Social media has been great for my business, don’t get me wrong, but it just never worked for me when I was trying too hard to get it to work for me.   The scramble to be noticed by Company A, to be retweeted by Company B, and to have your site address posted by Company C becomes like an addiction.  When it happens once, you try to make it happen again.  When it doesn’t happen, or it happens but not as well as you wanted it to, and fails to pay the street-cred dividends you expected, you wish you’d never had the initial boost to your profile in the first place.  You start to question your own value when the person who was happy to hear from you last year suddenly isn’t returning your calls anymore.

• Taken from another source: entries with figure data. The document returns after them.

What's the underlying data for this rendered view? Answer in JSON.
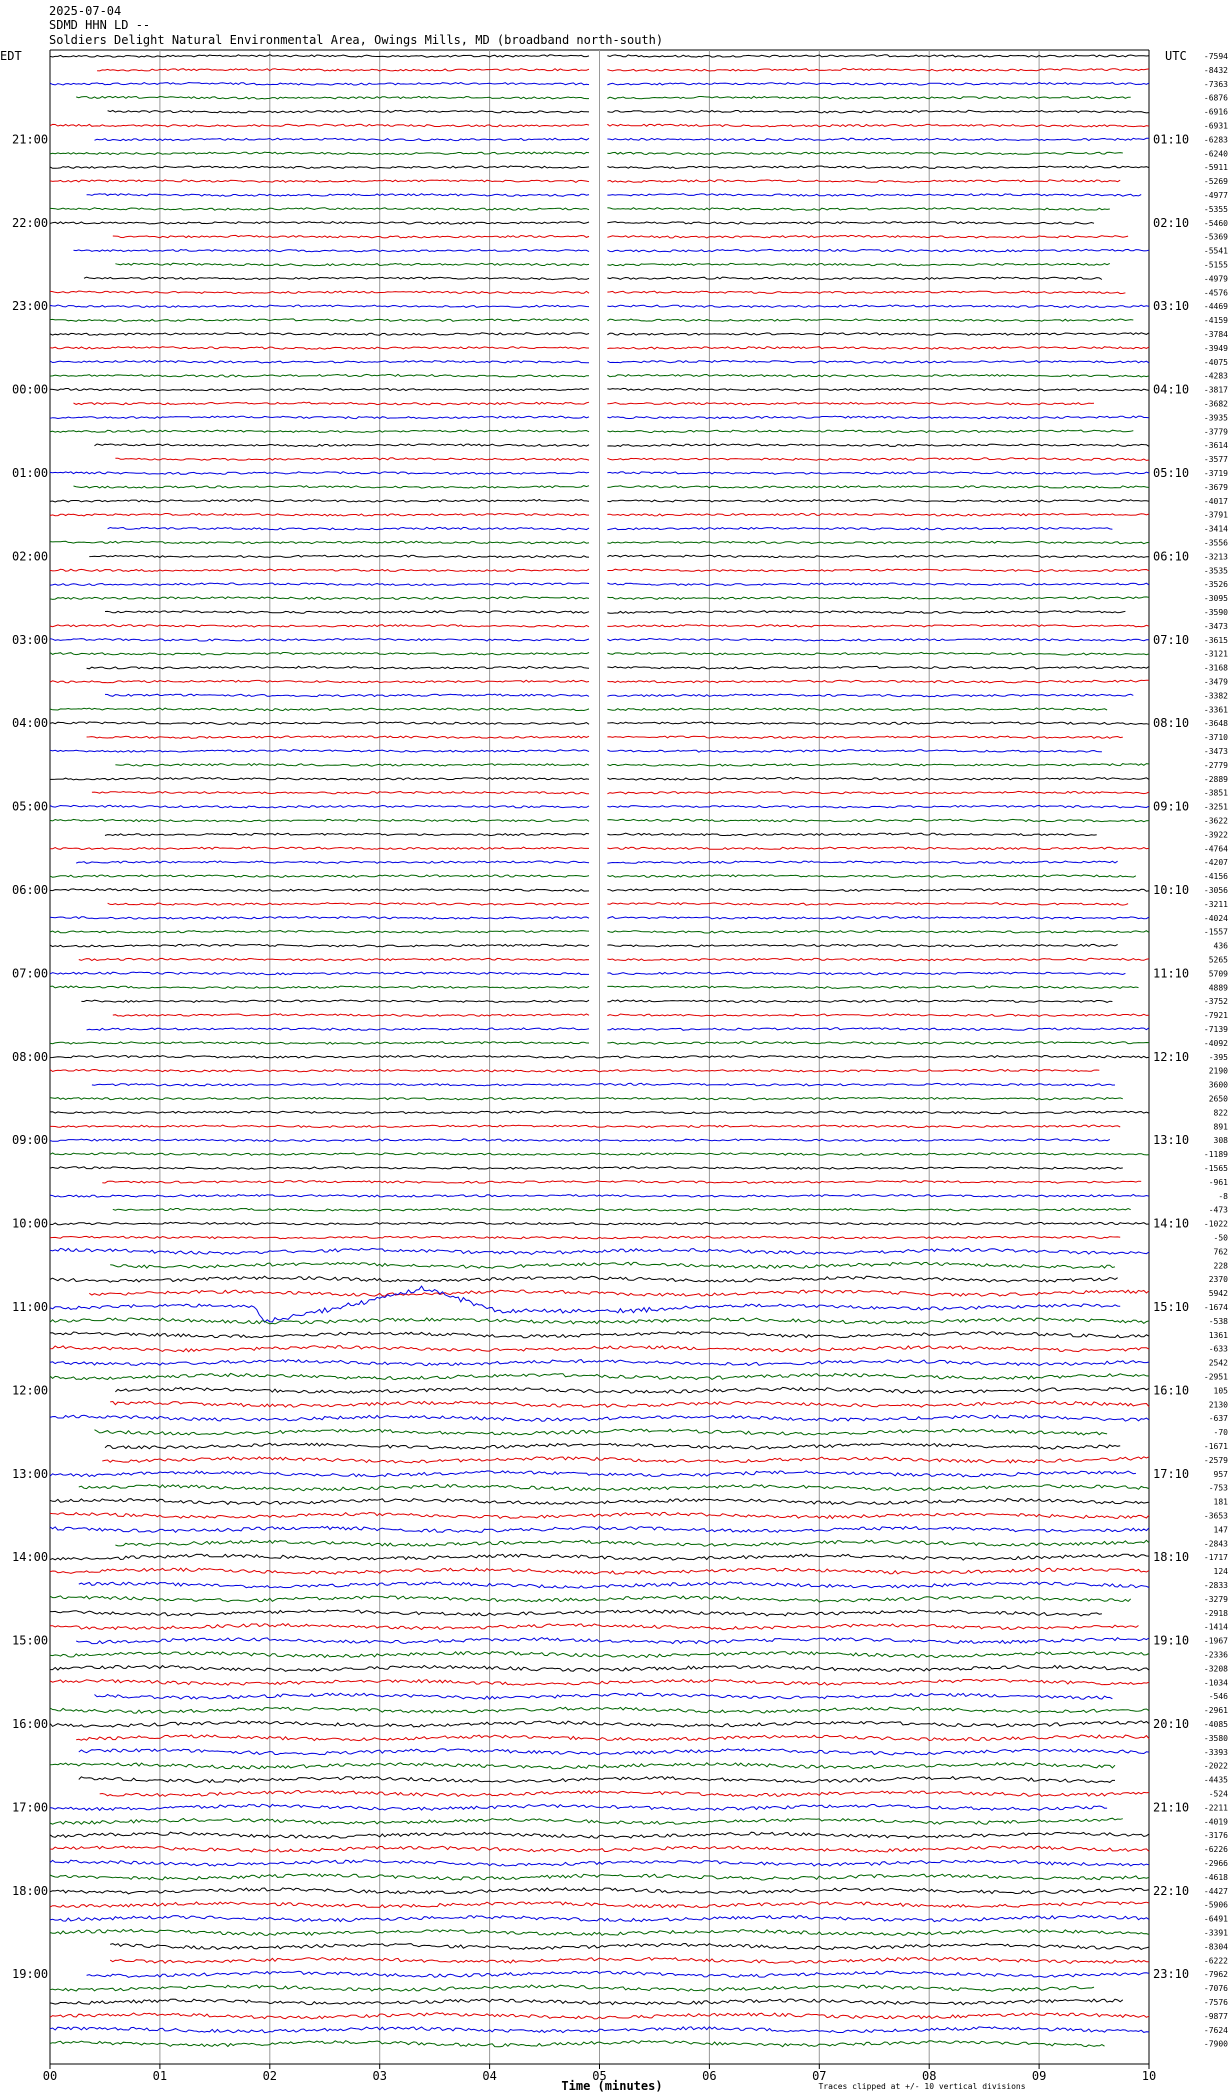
{
  "chart_data": {
    "type": "helicorder",
    "date": "2025-07-04",
    "station": "SDMD HHN LD --",
    "title": "Soldiers Delight Natural Environmental Area, Owings Mills, MD (broadband north-south)",
    "left_zone": "EDT",
    "right_zone": "UTC",
    "left_times": [
      "21:00",
      "22:00",
      "23:00",
      "00:00",
      "01:00",
      "02:00",
      "03:00",
      "04:00",
      "05:00",
      "06:00",
      "07:00",
      "08:00",
      "09:00",
      "10:00",
      "11:00",
      "12:00",
      "13:00",
      "14:00",
      "15:00",
      "16:00",
      "17:00",
      "18:00",
      "19:00"
    ],
    "right_times": [
      "01:10",
      "02:10",
      "03:10",
      "04:10",
      "05:10",
      "06:10",
      "07:10",
      "08:10",
      "09:10",
      "10:10",
      "11:10",
      "12:10",
      "13:10",
      "14:10",
      "15:10",
      "16:10",
      "17:10",
      "18:10",
      "19:10",
      "20:10",
      "21:10",
      "22:10",
      "23:10"
    ],
    "offsets": [
      -7594,
      -8432,
      -7363,
      -6876,
      -6916,
      -6931,
      -6283,
      -6240,
      -5911,
      -5269,
      -4977,
      -5355,
      -5460,
      -5369,
      -5541,
      -5155,
      -4979,
      -4576,
      -4469,
      -4159,
      -3784,
      -3949,
      -4075,
      -4283,
      -3817,
      -3682,
      -3935,
      -3779,
      -3614,
      -3577,
      -3719,
      -3679,
      -4017,
      -3791,
      -3414,
      -3556,
      -3213,
      -3535,
      -3526,
      -3095,
      -3590,
      -3473,
      -3615,
      -3121,
      -3168,
      -3479,
      -3382,
      -3361,
      -3648,
      -3710,
      -3473,
      -2779,
      -2889,
      -3851,
      -3251,
      -3622,
      -3922,
      -4764,
      -4207,
      -4156,
      -3056,
      -3211,
      -4024,
      -1557,
      436,
      5265,
      5709,
      4889,
      -3752,
      -7921,
      -7139,
      -4092,
      -395,
      2190,
      3600,
      2650,
      822,
      891,
      308,
      -1189,
      -1565,
      -961,
      -8,
      -473,
      -1022,
      -50,
      762,
      228,
      2370,
      5942,
      -1674,
      -538,
      1361,
      -633,
      2542,
      -2951,
      105,
      2130,
      -637,
      -70,
      -1671,
      -2579,
      957,
      -753,
      181,
      -3653,
      147,
      -2843,
      -1717,
      124,
      -2833,
      -3279,
      -2918,
      -1414,
      -1967,
      -2336,
      -3208,
      -1034,
      -546,
      -2961,
      -4085,
      -3580,
      -3393,
      -2022,
      -4435,
      -524,
      -2211,
      -4019,
      -3176,
      -6226,
      -2966,
      -4618,
      -4427,
      -5906,
      -6491,
      -3391,
      -8304,
      -6222,
      -7962,
      -7076,
      -7576,
      -9877,
      -7624,
      -7900
    ],
    "colors": [
      "#000000",
      "#e00000",
      "#0000e0",
      "#006400"
    ],
    "xlim": [
      0,
      10
    ],
    "xticks": [
      {
        "value": 0,
        "label": "00"
      },
      {
        "value": 1,
        "label": "01"
      },
      {
        "value": 2,
        "label": "02"
      },
      {
        "value": 3,
        "label": "03"
      },
      {
        "value": 4,
        "label": "04"
      },
      {
        "value": 5,
        "label": "05"
      },
      {
        "value": 6,
        "label": "06"
      },
      {
        "value": 7,
        "label": "07"
      },
      {
        "value": 8,
        "label": "08"
      },
      {
        "value": 9,
        "label": "09"
      },
      10
    ],
    "grid": true,
    "xlabel": "Time (minutes)",
    "note": "Traces clipped at +/- 10 vertical divisions"
  }
}
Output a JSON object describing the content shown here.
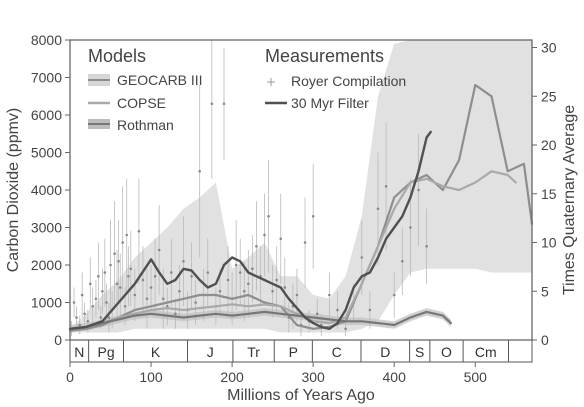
{
  "chart_data": {
    "type": "line",
    "xlabel": "Millions of Years Ago",
    "ylabel_left": "Carbon Dioxide (ppmv)",
    "ylabel_right": "Times Quaternary Average",
    "xlim": [
      0,
      570
    ],
    "ylim_left": [
      0,
      8000
    ],
    "ylim_right": [
      0,
      30.77
    ],
    "xticks": [
      0,
      100,
      200,
      300,
      400,
      500
    ],
    "yticks_left": [
      0,
      1000,
      2000,
      3000,
      4000,
      5000,
      6000,
      7000,
      8000
    ],
    "yticks_right": [
      0,
      5,
      10,
      15,
      20,
      25,
      30
    ],
    "grid": false,
    "legend": {
      "models_title": "Models",
      "measurements_title": "Measurements",
      "placement": "top-left"
    },
    "periods": [
      {
        "label": "N",
        "start": 0,
        "end": 23
      },
      {
        "label": "Pg",
        "start": 23,
        "end": 66
      },
      {
        "label": "K",
        "start": 66,
        "end": 145
      },
      {
        "label": "J",
        "start": 145,
        "end": 201
      },
      {
        "label": "Tr",
        "start": 201,
        "end": 252
      },
      {
        "label": "P",
        "start": 252,
        "end": 299
      },
      {
        "label": "C",
        "start": 299,
        "end": 359
      },
      {
        "label": "D",
        "start": 359,
        "end": 419
      },
      {
        "label": "S",
        "start": 419,
        "end": 444
      },
      {
        "label": "O",
        "start": 444,
        "end": 485
      },
      {
        "label": "Cm",
        "start": 485,
        "end": 541
      }
    ],
    "series": [
      {
        "name": "GEOCARB III",
        "color": "#8e8e8e",
        "kind": "band-line",
        "x": [
          0,
          20,
          40,
          60,
          80,
          100,
          120,
          140,
          160,
          180,
          200,
          220,
          240,
          260,
          280,
          300,
          320,
          340,
          360,
          380,
          400,
          420,
          440,
          460,
          480,
          500,
          520,
          540,
          560,
          570
        ],
        "values": [
          250,
          300,
          400,
          600,
          800,
          900,
          1000,
          1100,
          1200,
          1200,
          1100,
          1200,
          1000,
          900,
          400,
          300,
          350,
          500,
          1500,
          2500,
          3800,
          4200,
          4400,
          4000,
          4800,
          6800,
          6500,
          4500,
          4700,
          3100
        ],
        "upper": [
          300,
          700,
          1200,
          1600,
          2200,
          2600,
          3000,
          3500,
          3800,
          4200,
          1900,
          2200,
          2600,
          1700,
          1700,
          1200,
          1100,
          1700,
          3300,
          6500,
          7900,
          8000,
          8000,
          8000,
          8000,
          8000,
          8000,
          8000,
          8000,
          8000
        ],
        "lower": [
          200,
          200,
          200,
          200,
          300,
          300,
          300,
          300,
          300,
          300,
          300,
          300,
          300,
          200,
          200,
          200,
          200,
          200,
          300,
          500,
          1200,
          1800,
          1900,
          1900,
          1900,
          1900,
          1800,
          1800,
          1800,
          1800
        ]
      },
      {
        "name": "COPSE",
        "color": "#a9a9a9",
        "kind": "line",
        "x": [
          0,
          20,
          40,
          60,
          80,
          100,
          120,
          140,
          160,
          180,
          200,
          220,
          240,
          260,
          280,
          300,
          320,
          340,
          360,
          380,
          400,
          420,
          440,
          460,
          480,
          500,
          520,
          540,
          550
        ],
        "values": [
          300,
          350,
          450,
          600,
          700,
          800,
          850,
          800,
          850,
          900,
          950,
          900,
          950,
          900,
          700,
          500,
          450,
          600,
          1500,
          2500,
          3500,
          4200,
          4300,
          4100,
          4000,
          4200,
          4500,
          4400,
          4200
        ]
      },
      {
        "name": "Rothman",
        "color": "#777777",
        "kind": "band-line",
        "x": [
          0,
          20,
          40,
          60,
          80,
          100,
          120,
          140,
          160,
          180,
          200,
          220,
          240,
          260,
          280,
          300,
          320,
          340,
          360,
          380,
          400,
          420,
          440,
          460,
          470
        ],
        "values": [
          300,
          350,
          450,
          550,
          650,
          700,
          650,
          600,
          650,
          700,
          650,
          700,
          750,
          700,
          650,
          600,
          550,
          500,
          500,
          450,
          400,
          600,
          750,
          650,
          450
        ],
        "upper": [
          400,
          450,
          550,
          650,
          750,
          800,
          750,
          700,
          750,
          800,
          750,
          800,
          850,
          800,
          750,
          700,
          650,
          600,
          600,
          550,
          500,
          700,
          850,
          750,
          550
        ],
        "lower": [
          200,
          250,
          350,
          450,
          550,
          600,
          550,
          500,
          550,
          600,
          550,
          600,
          650,
          600,
          550,
          500,
          450,
          400,
          400,
          350,
          300,
          500,
          650,
          550,
          350
        ]
      },
      {
        "name": "30 Myr Filter",
        "color": "#505050",
        "kind": "line",
        "x": [
          0,
          20,
          40,
          60,
          80,
          100,
          110,
          120,
          130,
          140,
          150,
          160,
          170,
          180,
          190,
          200,
          210,
          220,
          230,
          240,
          250,
          260,
          270,
          280,
          290,
          300,
          310,
          320,
          330,
          340,
          350,
          360,
          370,
          380,
          390,
          400,
          410,
          420,
          430,
          440,
          445
        ],
        "values": [
          300,
          350,
          500,
          1000,
          1500,
          2150,
          1800,
          1500,
          1600,
          1900,
          1850,
          1600,
          1400,
          1500,
          2000,
          2200,
          2100,
          1800,
          1700,
          1600,
          1500,
          1400,
          1100,
          850,
          600,
          450,
          350,
          300,
          450,
          800,
          1400,
          1700,
          1800,
          2200,
          2700,
          3000,
          3300,
          3800,
          4500,
          5400,
          5550
        ]
      }
    ],
    "measurements": {
      "name": "Royer Compilation",
      "color": "#888888",
      "points": [
        [
          2,
          300,
          200
        ],
        [
          5,
          1000,
          400
        ],
        [
          8,
          600,
          300
        ],
        [
          12,
          400,
          250
        ],
        [
          15,
          1200,
          600
        ],
        [
          18,
          700,
          300
        ],
        [
          22,
          500,
          300
        ],
        [
          25,
          1500,
          700
        ],
        [
          28,
          900,
          500
        ],
        [
          32,
          1100,
          500
        ],
        [
          35,
          1700,
          900
        ],
        [
          38,
          600,
          300
        ],
        [
          40,
          1300,
          600
        ],
        [
          43,
          1800,
          900
        ],
        [
          45,
          1000,
          500
        ],
        [
          48,
          600,
          400
        ],
        [
          50,
          2000,
          1200
        ],
        [
          52,
          800,
          500
        ],
        [
          55,
          2300,
          1400
        ],
        [
          58,
          1500,
          900
        ],
        [
          60,
          2100,
          1100
        ],
        [
          62,
          1400,
          900
        ],
        [
          65,
          2600,
          1500
        ],
        [
          68,
          900,
          500
        ],
        [
          70,
          2800,
          1500
        ],
        [
          72,
          1700,
          800
        ],
        [
          75,
          1900,
          1000
        ],
        [
          80,
          1200,
          700
        ],
        [
          85,
          2900,
          1400
        ],
        [
          90,
          1600,
          900
        ],
        [
          95,
          1100,
          800
        ],
        [
          100,
          1400,
          600
        ],
        [
          105,
          1700,
          1000
        ],
        [
          110,
          2400,
          1200
        ],
        [
          115,
          1100,
          800
        ],
        [
          120,
          900,
          500
        ],
        [
          125,
          1800,
          900
        ],
        [
          130,
          700,
          400
        ],
        [
          135,
          1300,
          700
        ],
        [
          140,
          2100,
          1200
        ],
        [
          145,
          800,
          500
        ],
        [
          150,
          1700,
          900
        ],
        [
          155,
          1000,
          600
        ],
        [
          160,
          4500,
          2300
        ],
        [
          165,
          1200,
          700
        ],
        [
          170,
          1800,
          900
        ],
        [
          175,
          6300,
          2000
        ],
        [
          180,
          900,
          500
        ],
        [
          185,
          1300,
          600
        ],
        [
          190,
          6300,
          1500
        ],
        [
          195,
          1600,
          900
        ],
        [
          200,
          1100,
          700
        ],
        [
          205,
          2000,
          1200
        ],
        [
          210,
          1800,
          900
        ],
        [
          215,
          1300,
          800
        ],
        [
          220,
          1500,
          900
        ],
        [
          225,
          1900,
          900
        ],
        [
          230,
          2500,
          1200
        ],
        [
          235,
          1700,
          800
        ],
        [
          240,
          2800,
          1100
        ],
        [
          245,
          3300,
          1500
        ],
        [
          250,
          1300,
          700
        ],
        [
          255,
          1600,
          900
        ],
        [
          260,
          2700,
          1200
        ],
        [
          265,
          1400,
          800
        ],
        [
          270,
          600,
          400
        ],
        [
          275,
          900,
          600
        ],
        [
          280,
          1200,
          700
        ],
        [
          285,
          400,
          300
        ],
        [
          290,
          2600,
          1200
        ],
        [
          295,
          500,
          300
        ],
        [
          300,
          3300,
          1400
        ],
        [
          305,
          700,
          400
        ],
        [
          310,
          400,
          300
        ],
        [
          320,
          1200,
          600
        ],
        [
          330,
          800,
          500
        ],
        [
          340,
          300,
          200
        ],
        [
          350,
          1000,
          500
        ],
        [
          360,
          2200,
          1000
        ],
        [
          370,
          800,
          500
        ],
        [
          380,
          3500,
          1500
        ],
        [
          390,
          4100,
          1700
        ],
        [
          400,
          1200,
          600
        ],
        [
          410,
          2100,
          900
        ],
        [
          420,
          3000,
          1300
        ],
        [
          430,
          4000,
          1500
        ],
        [
          440,
          2500,
          1000
        ]
      ]
    }
  }
}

Then you end up looking to other people in your industry that you view as more successful and try to copy what they’re doing.  Person A is writing articles, so I guess I need to write articles.  But Person B is teaching, so I guess I should be teaching.  Person C is traveling all over the place doing demonstrations at trade shows, so maybe I should be doing that, too.  And I don’t know what Person D is doing but everybody is talking about them so I need to find out why.

All of that scrambling leaves little time for anything creative.  While it’s true that I’m drawing editorial cartoons every day to meet my deadlines, last year I didn’t paint nearly as much as I had expected to, and not even close to how much I wanted to.  The one thing I enjoy most about my work, I shoved aside so that I could promote myself.  But what exactly was I promoting if there wasn’t any work?

This year, I’ve realized that the growth of my business is not tied to my connection to movers and shakers, nor is it tied to blogging freelancing tips and tricks or spending hours writing yet another tutorial on how to use brushes in Photoshop.   While people may value that contribution, it has rarely translated to income or led me in a direction in which I wanted to go.  I found myself looking forward and thinking, why do I feel like I’m voluntarily walking into a trap?  It also left me little time to paint or draw anything outside of my deadlines.

The greatest gains I’ve seen in my business, both financially and in my public profile, have been when I produce the work I enjoy creating.  The connection I make with the people who enjoy and buy my work doesn’t happen when I talk about being creative, it happens when I AM creative.

Therein lies the simple plan for the next year.  Pay the bills, learn to be a better artist, and chart my own course.  Spend a lot more time producing artwork and a lot less time talking about it.